PAX MENTIS – Jaana Saario
The world is messy, confusing and in bad shape.
Endless negotiations and correct, political speeches echo in the news broadcasts, while brutal and unrelenting attacks on civilians, political liquidations and propaganda numb my thoughts to this ongoing madness. I have to concentrate seriously on objectivity, maintaining calm and keeping my values together. Hopelessness, a perpetual feeling of inadequacy and a guilty conscience follow me immediately if I am not careful. I believe I am not alone in my feelings.
What is it like to grow up in a world like this? To form your own values, to make your own choices, to maintain your composure and respect, to be enough for yourself and others?
By painting I structure the chaos, I recognize the essential
I seek my perspective on the world situation by working on my paintings.

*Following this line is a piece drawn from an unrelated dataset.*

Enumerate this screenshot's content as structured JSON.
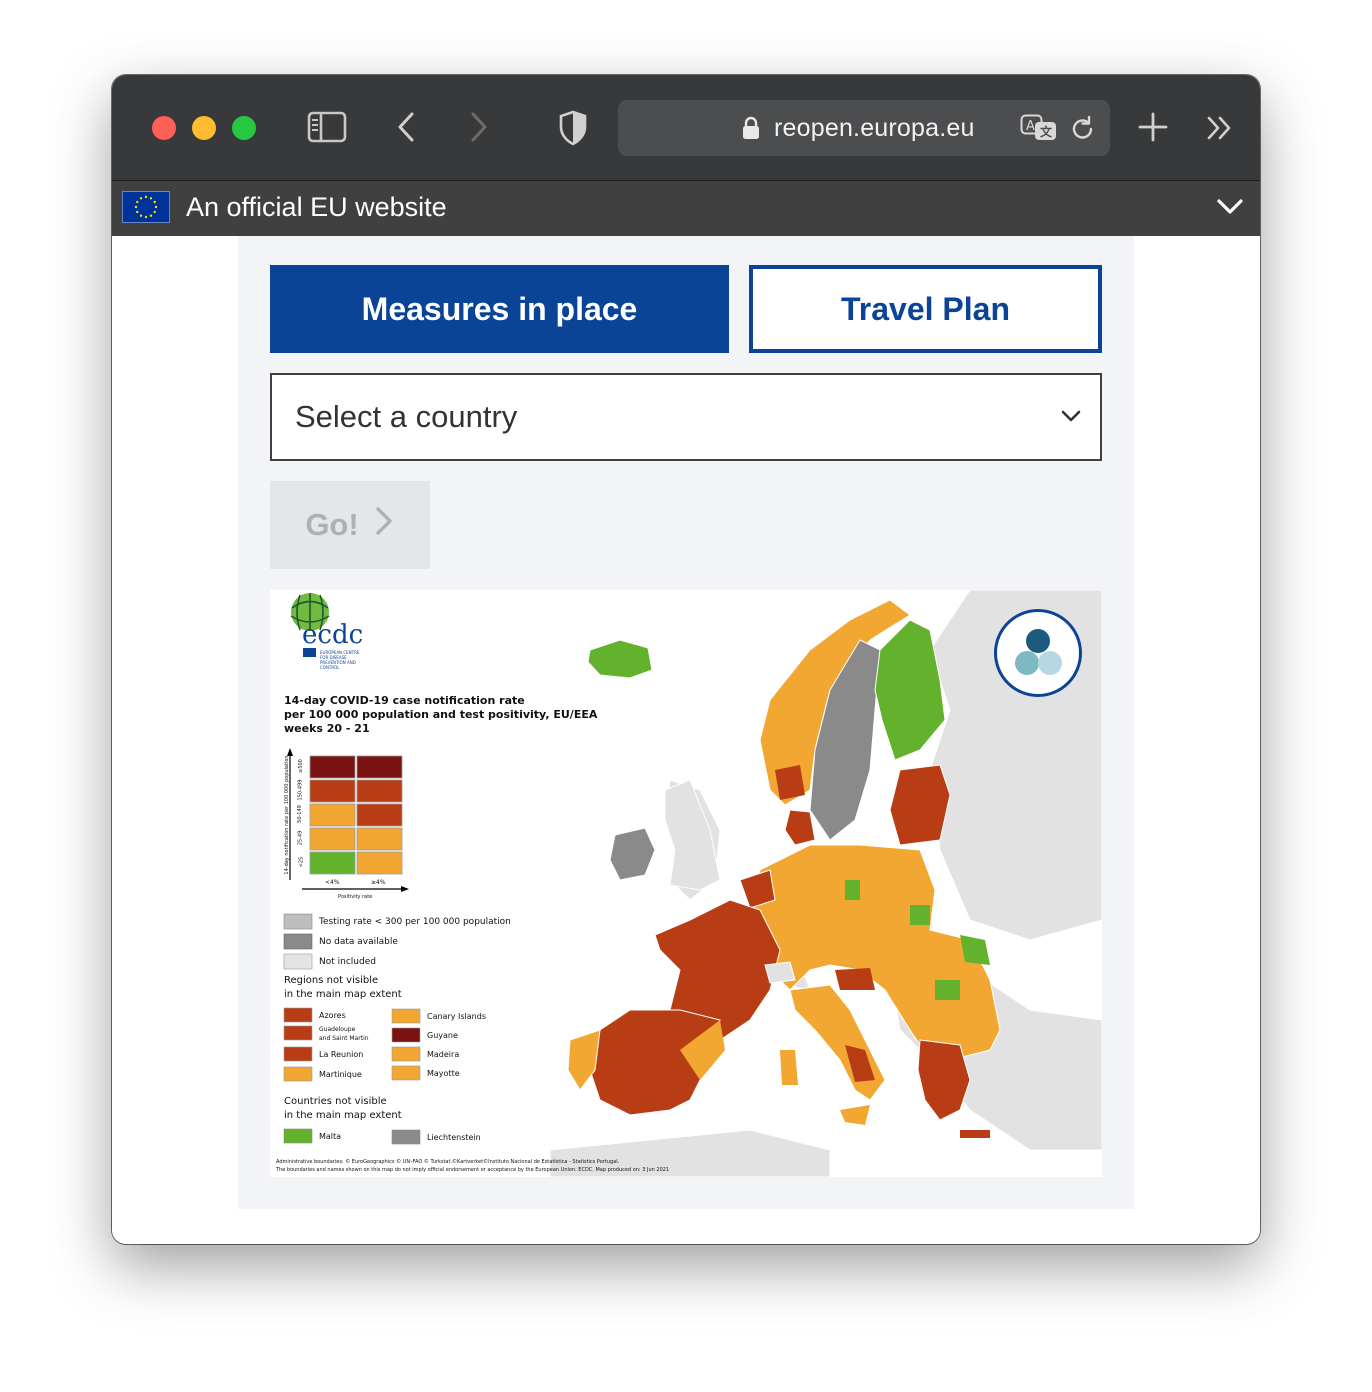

I stitch old and used textiles together, painting with tempera and mixed media in ink. I soak and rub, scratch and iron. I draw with charcoal, pencil, chalk and mixed media crayons. I deal with my thoughts on abandonment, desolation, the everyday life of ordinary people and the loss of balance.
For my large paintings, I sought a more immaterial way of expression by leaving out the wedge-shaped trees. I want to better express the materiality of the textile, the roughness of the handwoven and the softness used. The home textiles sewn together represent for me a background, a safety net, a tradition, a home. They are like a protective skin that wears and chafes, but remains.

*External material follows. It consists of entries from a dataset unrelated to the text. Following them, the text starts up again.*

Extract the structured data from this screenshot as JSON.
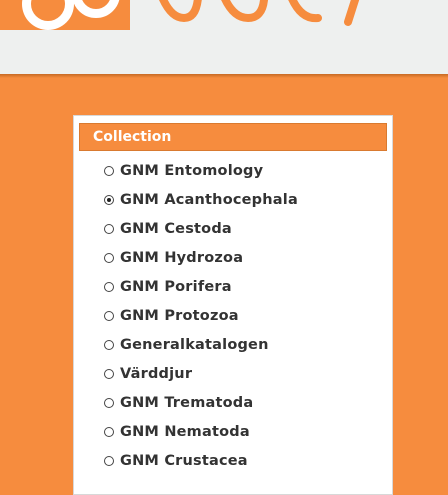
{
  "colors": {
    "accent": "#f68c3e",
    "header_bg": "#eef0ef",
    "card_bg": "#ffffff",
    "text": "#333333"
  },
  "collection": {
    "title": "Collection",
    "selected_index": 1,
    "options": [
      {
        "label": "GNM Entomology",
        "checked": false
      },
      {
        "label": "GNM Acanthocephala",
        "checked": true
      },
      {
        "label": "GNM Cestoda",
        "checked": false
      },
      {
        "label": "GNM Hydrozoa",
        "checked": false
      },
      {
        "label": "GNM Porifera",
        "checked": false
      },
      {
        "label": "GNM Protozoa",
        "checked": false
      },
      {
        "label": "Generalkatalogen",
        "checked": false
      },
      {
        "label": "Värddjur",
        "checked": false
      },
      {
        "label": "GNM Trematoda",
        "checked": false
      },
      {
        "label": "GNM Nematoda",
        "checked": false
      },
      {
        "label": "GNM Crustacea",
        "checked": false
      }
    ]
  }
}
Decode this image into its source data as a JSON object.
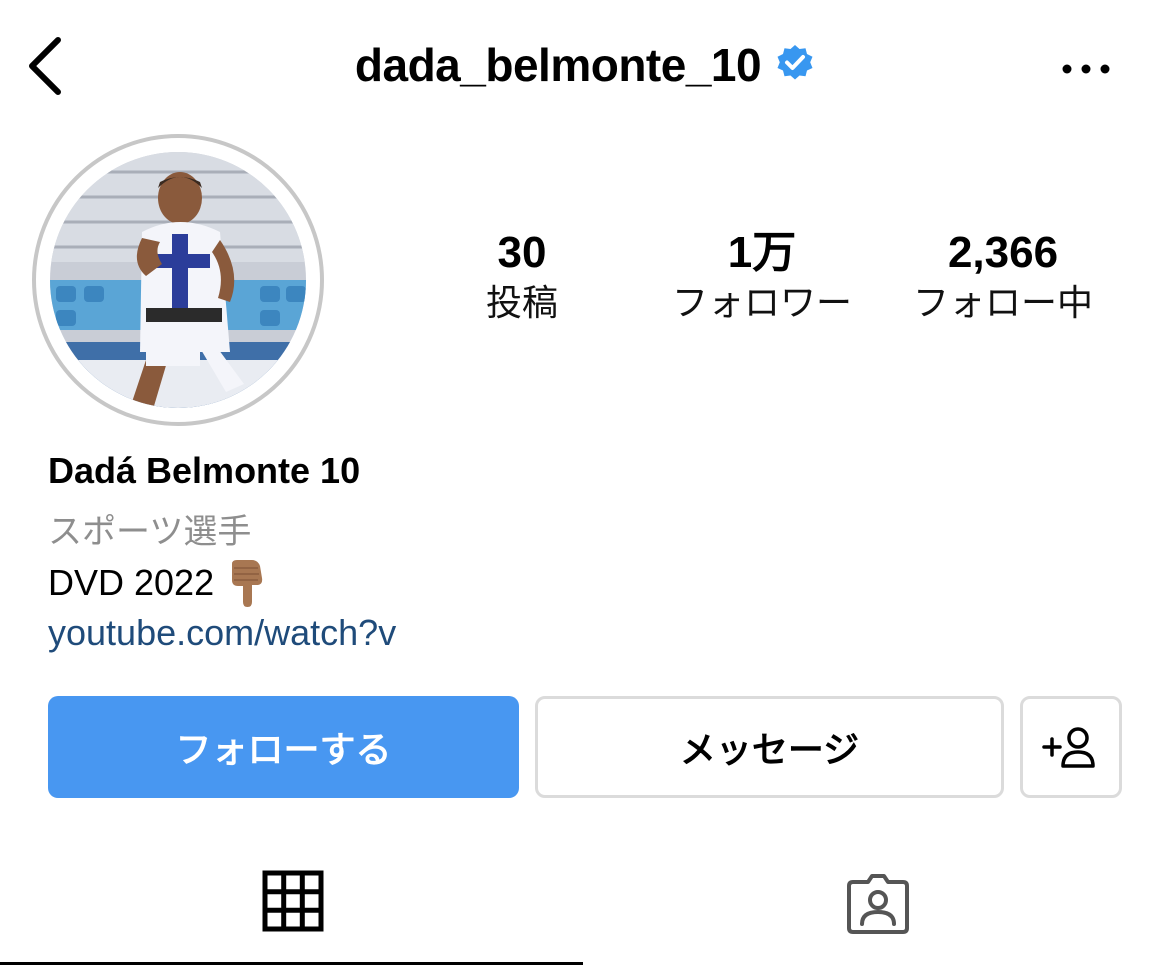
{
  "header": {
    "username": "dada_belmonte_10",
    "verified_icon": "verified-badge-icon",
    "back_icon": "chevron-left-icon",
    "more_icon": "more-horizontal-icon"
  },
  "profile": {
    "display_name": "Dadá Belmonte 10",
    "category": "スポーツ選手",
    "bio": "DVD 2022",
    "bio_emoji": "backhand-index-pointing-down-icon",
    "link": "youtube.com/watch?v"
  },
  "stats": [
    {
      "count": "30",
      "label": "投稿"
    },
    {
      "count": "1万",
      "label": "フォロワー"
    },
    {
      "count": "2,366",
      "label": "フォロー中"
    }
  ],
  "actions": {
    "follow_label": "フォローする",
    "message_label": "メッセージ",
    "add_user_icon": "add-person-icon"
  },
  "tabs": [
    {
      "icon": "grid-icon",
      "selected": true
    },
    {
      "icon": "tagged-person-icon",
      "selected": false
    }
  ],
  "colors": {
    "follow_button": "#4897f1",
    "verified": "#3897f0",
    "link": "#1f4b7a",
    "category_gray": "#8e8e8e",
    "border_gray": "#dbdbdb"
  }
}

In the paintings, the figures of young people are combined with symbolic hand positions familiar from the imagery of different religions, which in different ways suggest silence, honesty, inner serenity, man’s open relationship with his environment and recovery. They are the ancient postures of sacred sculpture, yoga and meditation, in which people have for centuries sought to focus on the present moment, on the limits of their own being, on sensing the good around them and on expanding their understanding.

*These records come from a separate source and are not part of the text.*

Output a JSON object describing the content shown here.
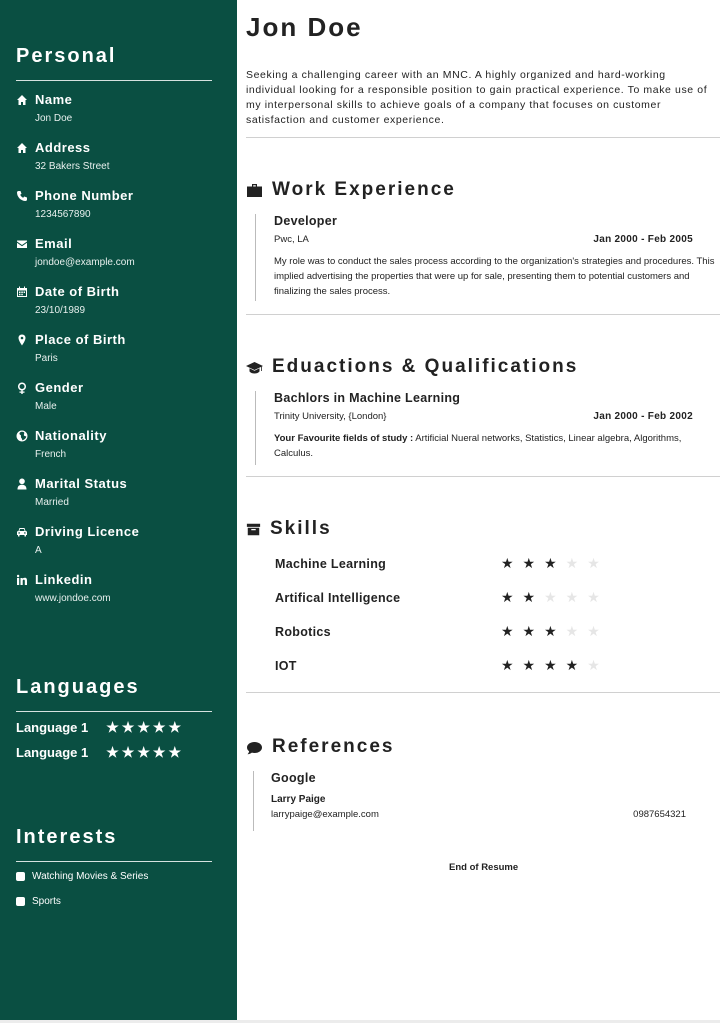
{
  "sidebar": {
    "personal_title": "Personal",
    "personal_items": [
      {
        "label": "Name",
        "value": "Jon Doe",
        "icon": "home-icon"
      },
      {
        "label": "Address",
        "value": "32 Bakers Street",
        "icon": "home-icon"
      },
      {
        "label": "Phone Number",
        "value": "1234567890",
        "icon": "phone-icon"
      },
      {
        "label": "Email",
        "value": "jondoe@example.com",
        "icon": "envelope-icon"
      },
      {
        "label": "Date of Birth",
        "value": "23/10/1989",
        "icon": "calendar-icon"
      },
      {
        "label": "Place of Birth",
        "value": "Paris",
        "icon": "map-marker-icon"
      },
      {
        "label": "Gender",
        "value": "Male",
        "icon": "genderless-icon"
      },
      {
        "label": "Nationality",
        "value": "French",
        "icon": "globe-icon"
      },
      {
        "label": "Marital Status",
        "value": "Married",
        "icon": "user-icon"
      },
      {
        "label": "Driving Licence",
        "value": "A",
        "icon": "car-icon"
      },
      {
        "label": "Linkedin",
        "value": "www.jondoe.com",
        "icon": "linkedin-icon"
      }
    ],
    "languages_title": "Languages",
    "languages": [
      {
        "name": "Language 1",
        "rating": 5,
        "max": 5
      },
      {
        "name": "Language 1",
        "rating": 5,
        "max": 5
      }
    ],
    "interests_title": "Interests",
    "interests": [
      "Watching Movies & Series",
      "Sports"
    ]
  },
  "main": {
    "name": "Jon Doe",
    "summary": "Seeking a challenging career with an MNC. A highly organized and hard-working individual looking for a responsible position to gain practical experience. To make use of my interpersonal skills to achieve goals of a company that focuses on customer satisfaction and customer experience.",
    "work": {
      "title": "Work Experience",
      "role": "Developer",
      "company": "Pwc, LA",
      "dates": "Jan 2000 - Feb 2005",
      "description": "My role was to conduct the sales process according to the organization's strategies and procedures. This implied advertising the properties that were up for sale, presenting them to potential customers and finalizing the sales process."
    },
    "education": {
      "title": "Eduactions & Qualifications",
      "degree": "Bachlors in Machine Learning",
      "institution": "Trinity University, {London}",
      "dates": "Jan 2000 - Feb 2002",
      "fields_label": "Your Favourite fields of study :",
      "fields": " Artificial Nueral networks, Statistics, Linear algebra, Algorithms, Calculus."
    },
    "skills": {
      "title": "Skills",
      "items": [
        {
          "name": "Machine Learning",
          "rating": 3,
          "max": 5
        },
        {
          "name": "Artifical Intelligence",
          "rating": 2,
          "max": 5
        },
        {
          "name": "Robotics",
          "rating": 3,
          "max": 5
        },
        {
          "name": "IOT",
          "rating": 4,
          "max": 5
        }
      ]
    },
    "references": {
      "title": "References",
      "organization": "Google",
      "person": "Larry Paige",
      "email": "larrypaige@example.com",
      "phone": "0987654321"
    },
    "end_text": "End of Resume"
  },
  "colors": {
    "sidebar": "#0a4f42",
    "text": "#222222",
    "star_off": "#e6e6e6"
  }
}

The writing in my paintings is a substitute for silent speech, an interrupted communication, words caught in the air. Latin is for me a language of permanence and civilization, of science, of order, of ancient wisdom.
The exhibition is complemented by small works painted on parts of a tiled stove, which for me serve as pure exercises in concentration. I immerse myself in their miniature and delicate universes and forget everything else. When working on a small painting, the movement of my hand slows down, while my thoughts become still.